Sunday, March 29, 2009

Prototype for B-man's On30 Boxcar

There are many model railroad scales and gauges. Gauge is a reference to the width of the track. There were three basic classes of gauges (in the USA):
-standard gauge (56.5" gauge) Nearly all 20th century railroads
-broad gauge (mostly pre-1880 railroads...4'10" in Ohio, 5' in the South, the 6' gauge Erie Railroad).
-narrow gauge...99% was 36" gauge...with some 42" gauge in Pennsylvania...a touch of 30" gauge in Hawaii, and 24" gauge mostly in Maine.

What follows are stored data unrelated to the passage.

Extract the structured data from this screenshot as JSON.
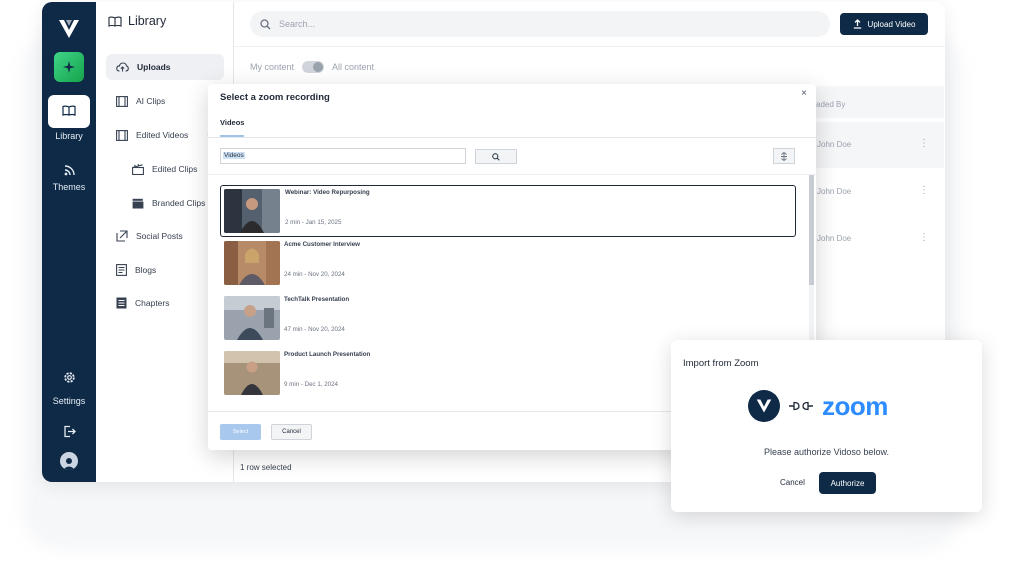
{
  "rail": {
    "items": [
      {
        "label": "Library",
        "icon": "book-icon"
      },
      {
        "label": "Themes",
        "icon": "rss-icon"
      },
      {
        "label": "Settings",
        "icon": "gear-icon"
      }
    ]
  },
  "library": {
    "title": "Library",
    "nav": [
      {
        "label": "Uploads"
      },
      {
        "label": "AI Clips"
      },
      {
        "label": "Edited Videos"
      },
      {
        "label": "Edited Clips"
      },
      {
        "label": "Branded Clips"
      },
      {
        "label": "Social Posts"
      },
      {
        "label": "Blogs"
      },
      {
        "label": "Chapters"
      }
    ]
  },
  "main": {
    "search_placeholder": "Search...",
    "upload_label": "Upload Video",
    "toggle_left": "My content",
    "toggle_right": "All content",
    "column_header": "aded By",
    "rows": [
      "John Doe",
      "John Doe",
      "John Doe"
    ],
    "row_selected": "1 row selected"
  },
  "zoom_dialog": {
    "title": "Select a zoom recording",
    "close": "×",
    "tab": "Videos",
    "filter_value": "Videos",
    "videos": [
      {
        "name": "Webinar: Video Repurposing",
        "meta": "2 min - Jan 15, 2025"
      },
      {
        "name": "Acme Customer Interview",
        "meta": "24 min - Nov 20, 2024"
      },
      {
        "name": "TechTalk Presentation",
        "meta": "47 min - Nov 20, 2024"
      },
      {
        "name": "Product Launch Presentation",
        "meta": "9 min - Dec 1, 2024"
      }
    ],
    "select_label": "Select",
    "cancel_label": "Cancel"
  },
  "import_card": {
    "title": "Import from Zoom",
    "zoom_logo": "zoom",
    "message": "Please authorize Vidoso below.",
    "cancel_label": "Cancel",
    "authorize_label": "Authorize"
  },
  "colors": {
    "navy": "#0e2a47",
    "zoom_blue": "#2d8cff",
    "select_disabled": "#a9c8ee"
  }
}
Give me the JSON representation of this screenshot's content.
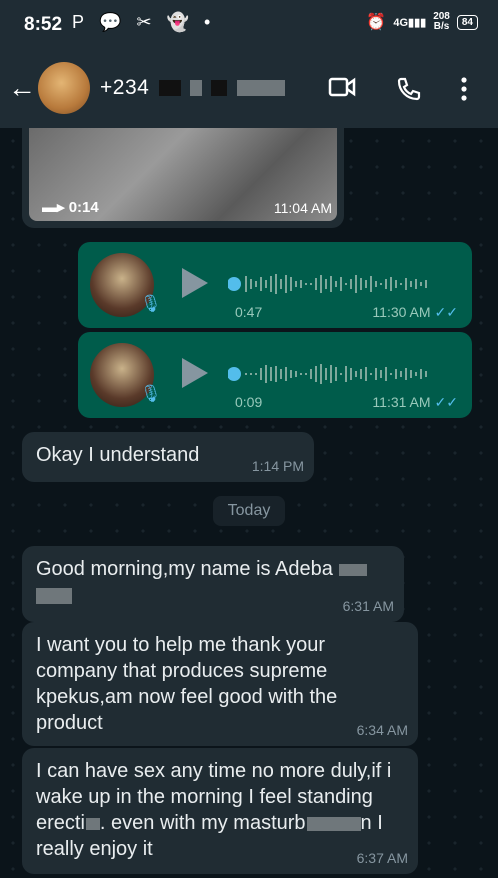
{
  "status_bar": {
    "time": "8:52",
    "icons": [
      "P",
      "💬",
      "✂",
      "👻",
      "•"
    ],
    "network": "4G",
    "speed_value": "208",
    "speed_unit": "B/s",
    "battery": "84"
  },
  "header": {
    "contact_name": "+234"
  },
  "messages": {
    "video": {
      "duration": "0:14",
      "time": "11:04 AM"
    },
    "voice1": {
      "duration": "0:47",
      "time": "11:30 AM",
      "ticks": "✓✓"
    },
    "voice2": {
      "duration": "0:09",
      "time": "11:31 AM",
      "ticks": "✓✓"
    },
    "m1": {
      "text": "Okay I understand",
      "time": "1:14 PM"
    },
    "date_separator": "Today",
    "m2": {
      "text": "Good morning,my name is Adeba",
      "time": "6:31 AM"
    },
    "m3": {
      "text": "I want you to help me thank your company that produces supreme kpekus,am now feel good with the product",
      "time": "6:34 AM"
    },
    "m4": {
      "text_a": "I can have sex any time no more duly,if i wake up in the morning I feel standing erecti",
      "text_b": ". even with my masturb",
      "text_c": "n I really enjoy it",
      "time": "6:37 AM"
    }
  }
}
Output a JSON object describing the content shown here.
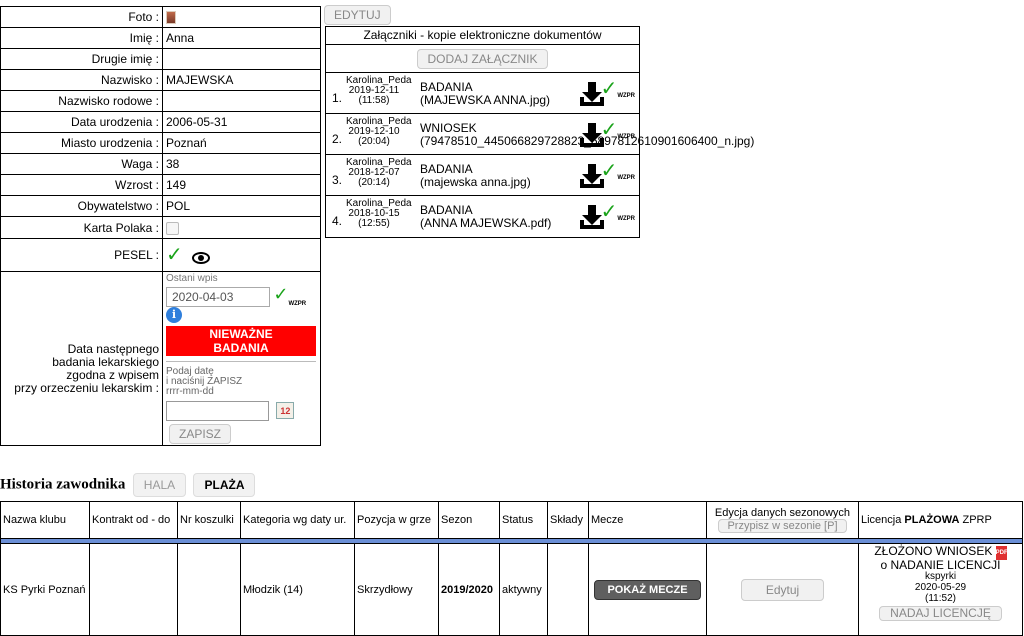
{
  "player": {
    "rows": [
      {
        "label": "Foto :",
        "value": ""
      },
      {
        "label": "Imię :",
        "value": "Anna"
      },
      {
        "label": "Drugie imię :",
        "value": ""
      },
      {
        "label": "Nazwisko :",
        "value": "MAJEWSKA"
      },
      {
        "label": "Nazwisko rodowe :",
        "value": ""
      },
      {
        "label": "Data urodzenia :",
        "value": "2006-05-31"
      },
      {
        "label": "Miasto urodzenia :",
        "value": "Poznań"
      },
      {
        "label": "Waga :",
        "value": "38"
      },
      {
        "label": "Wzrost :",
        "value": "149"
      },
      {
        "label": "Obywatelstwo :",
        "value": "POL"
      },
      {
        "label": "Karta Polaka :",
        "value": ""
      },
      {
        "label": "PESEL :",
        "value": ""
      }
    ],
    "exam": {
      "label_lines": [
        "Data następnego",
        "badania lekarskiego",
        "zgodna z wpisem",
        "przy orzeczeniu lekarskim :"
      ],
      "last_entry_label": "Ostani wpis",
      "last_entry_date": "2020-04-03",
      "status_line1": "NIEWAŻNE",
      "status_line2": "BADANIA",
      "hint_line1": "Podaj datę",
      "hint_line2": "i naciśnij ZAPISZ",
      "hint_line3": "rrrr-mm-dd",
      "date_placeholder": "",
      "save_label": "ZAPISZ",
      "wzpr": "WZPR",
      "info": "i"
    }
  },
  "edit_label": "EDYTUJ",
  "attachments": {
    "title": "Załączniki - kopie elektroniczne dokumentów",
    "add_label": "DODAJ ZAŁĄCZNIK",
    "items": [
      {
        "num": "1.",
        "user": "Karolina_Peda",
        "date": "2019-12-11",
        "time": "(11:58)",
        "type": "BADANIA",
        "file": "(MAJEWSKA ANNA.jpg)"
      },
      {
        "num": "2.",
        "user": "Karolina_Peda",
        "date": "2019-12-10",
        "time": "(20:04)",
        "type": "WNIOSEK",
        "file": "(79478510_445066829728823_6897812610901606400_n.jpg)"
      },
      {
        "num": "3.",
        "user": "Karolina_Peda",
        "date": "2018-12-07",
        "time": "(20:14)",
        "type": "BADANIA",
        "file": "(majewska anna.jpg)"
      },
      {
        "num": "4.",
        "user": "Karolina_Peda",
        "date": "2018-10-15",
        "time": "(12:55)",
        "type": "BADANIA",
        "file": "(ANNA MAJEWSKA.pdf)"
      }
    ],
    "wzpr": "WZPR"
  },
  "history": {
    "title": "Historia zawodnika",
    "tabs": [
      "HALA",
      "PLAŻA"
    ],
    "columns": [
      "Nazwa klubu",
      "Kontrakt od - do",
      "Nr koszulki",
      "Kategoria wg daty ur.",
      "Pozycja w grze",
      "Sezon",
      "Status",
      "Składy",
      "Mecze"
    ],
    "season_edit_title": "Edycja danych sezonowych",
    "assign_label": "Przypisz w sezonie [P]",
    "license_prefix": "Licencja ",
    "license_bold": "PLAŻOWA",
    "license_suffix": " ZPRP",
    "row": {
      "club": "KS Pyrki Poznań",
      "contract": "",
      "shirt": "",
      "category": "Młodzik (14)",
      "position": "Skrzydłowy",
      "season": "2019/2020",
      "status": "aktywny",
      "squads": "",
      "matches_btn": "POKAŻ MECZE",
      "edit_btn": "Edytuj",
      "lic_line1": "ZŁOŻONO WNIOSEK",
      "lic_line2": "o NADANIE LICENCJI",
      "lic_user": "kspyrki",
      "lic_date": "2020-05-29",
      "lic_time": "(11:52)",
      "lic_btn": "NADAJ LICENCJĘ",
      "pdf": "PDF"
    }
  },
  "colors": {
    "accent_bar": "#6b8fd6",
    "invalid": "#ff0000",
    "check": "#1aa31a"
  }
}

Scale refers to a miniature scale drawing. The original naming convention was #2, #1, and 0. 0 was believed to be the smallest possible scale in its day...1:43.5. #1 was 1:32 and #2 was 1:22.5. For whatever reason, most likely Lionel failing to correctly read Marklin's specifications, the US scales became 1:48 for o scale...not zero anymore, but the letter "o". A new scale was introduced that was half the size of European 0 scale, 1:87.1, which became known as H0, half-0. This is the most common scale in the US...HO.

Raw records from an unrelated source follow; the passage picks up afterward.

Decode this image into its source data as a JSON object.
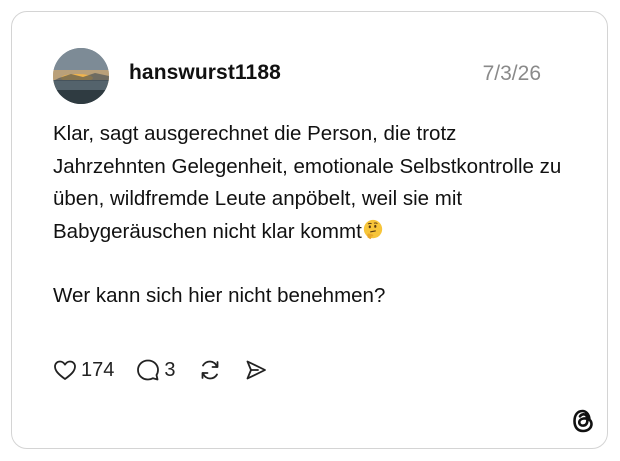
{
  "post": {
    "username": "hanswurst1188",
    "date": "7/3/26",
    "paragraph1": "Klar, sagt ausgerechnet die Person, die trotz Jahrzehnten Gelegenheit, emotionale Selbstkontrolle zu üben, wildfremde Leute anpöbelt, weil sie mit Babygeräuschen nicht klar kommt",
    "emoji": "thinking-face-icon",
    "paragraph2": "Wer kann sich hier nicht benehmen?"
  },
  "actions": {
    "likes": "174",
    "comments": "3"
  },
  "colors": {
    "border": "#d4d4d4",
    "text": "#111111",
    "date": "#8a8a8a"
  }
}
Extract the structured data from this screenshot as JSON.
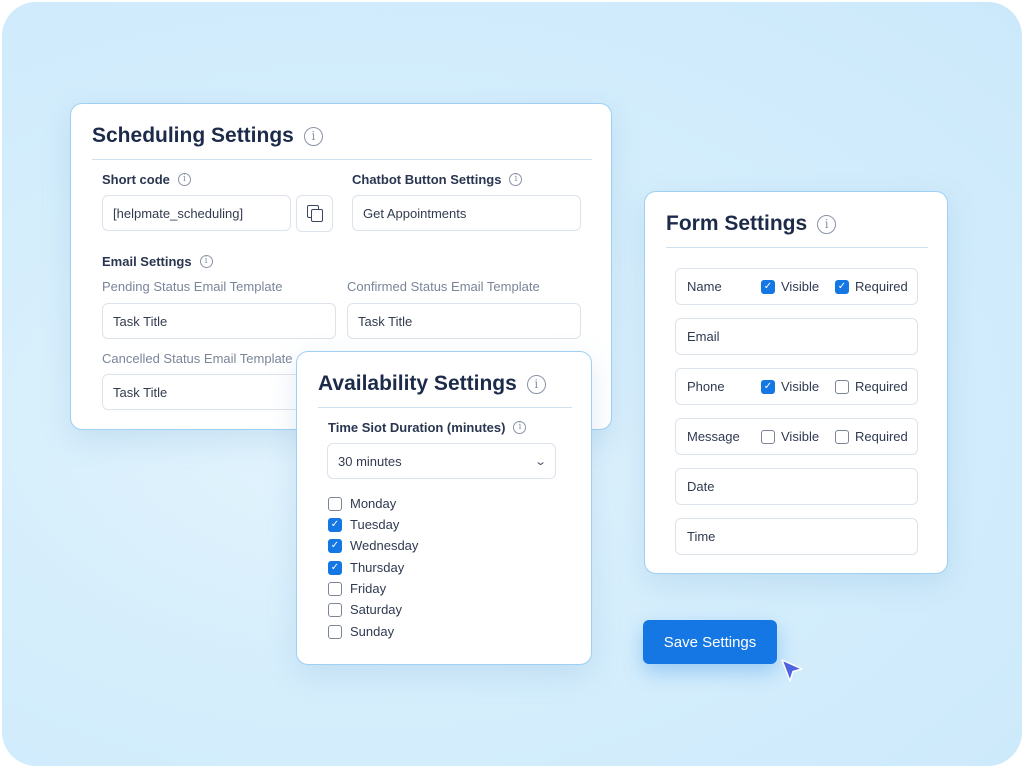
{
  "scheduling": {
    "title": "Scheduling Settings",
    "short_code_label": "Short code",
    "short_code_value": "[helpmate_scheduling]",
    "chatbot_label": "Chatbot Button Settings",
    "chatbot_value": "Get Appointments",
    "email_label": "Email Settings",
    "pending_label": "Pending Status Email Template",
    "pending_value": "Task Title",
    "confirmed_label": "Confirmed Status Email Template",
    "confirmed_value": "Task Title",
    "cancelled_label": "Cancelled Status Email Template",
    "cancelled_value": "Task Title"
  },
  "availability": {
    "title": "Availability Settings",
    "duration_label": "Time Siot Duration (minutes)",
    "duration_value": "30 minutes",
    "days": [
      {
        "label": "Monday",
        "checked": false
      },
      {
        "label": "Tuesday",
        "checked": true
      },
      {
        "label": "Wednesday",
        "checked": true
      },
      {
        "label": "Thursday",
        "checked": true
      },
      {
        "label": "Friday",
        "checked": false
      },
      {
        "label": "Saturday",
        "checked": false
      },
      {
        "label": "Sunday",
        "checked": false
      }
    ]
  },
  "form": {
    "title": "Form Settings",
    "visible_label": "Visible",
    "required_label": "Required",
    "fields": [
      {
        "name": "Name",
        "visible": true,
        "required": true,
        "has_options": true
      },
      {
        "name": "Email",
        "has_options": false
      },
      {
        "name": "Phone",
        "visible": true,
        "required": false,
        "has_options": true
      },
      {
        "name": "Message",
        "visible": false,
        "required": false,
        "has_options": true
      },
      {
        "name": "Date",
        "has_options": false
      },
      {
        "name": "Time",
        "has_options": false
      }
    ]
  },
  "save_button": "Save Settings",
  "colors": {
    "accent": "#1577e4",
    "card_border": "#9fd0f3",
    "background": "#d5eefc"
  }
}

My On3 trains (1:48 scale, 3' gauge track) run on 0.75" gauge track. 10 years ago, an obscure gauge O scale became popular, On30...which combines O scale with HO gauge track. The manufacturer whom really made this mainstream is Bachmann. Their initial offerings were a 2-6-0 mogul, passenger cars, and freight cars. I have a couple of their moguls, a passenger car, and a couple freight cars. The moguls are a nice approximation of a Colorado & Southern Brooks mogul as it appeared after 1900...and I've converted one of them to On3. The passenger and freight cars have been mysterious to me...too small to be moder, yet featuring a mix of post-1908 saftey hardware with 19th century brakes.

I have discovered what I consider to be the prototype for B-man's boxcar. The current issue of the Narrow Gauge & Short Line Gazette has plans for Ohio River & Western boxcar #605. It is nearly identical to the B-man car. The only difference I can see is that the B-man model lacks the end stirrup steps and the Eames Vaccuum brake diaghram faces the wrong direction. Otherwise, both are about 25'4" long and 7'3" wide. The trucks are the same. The safety hardware is the same. I will probably regauge mine to On3 and letter her up to be #605.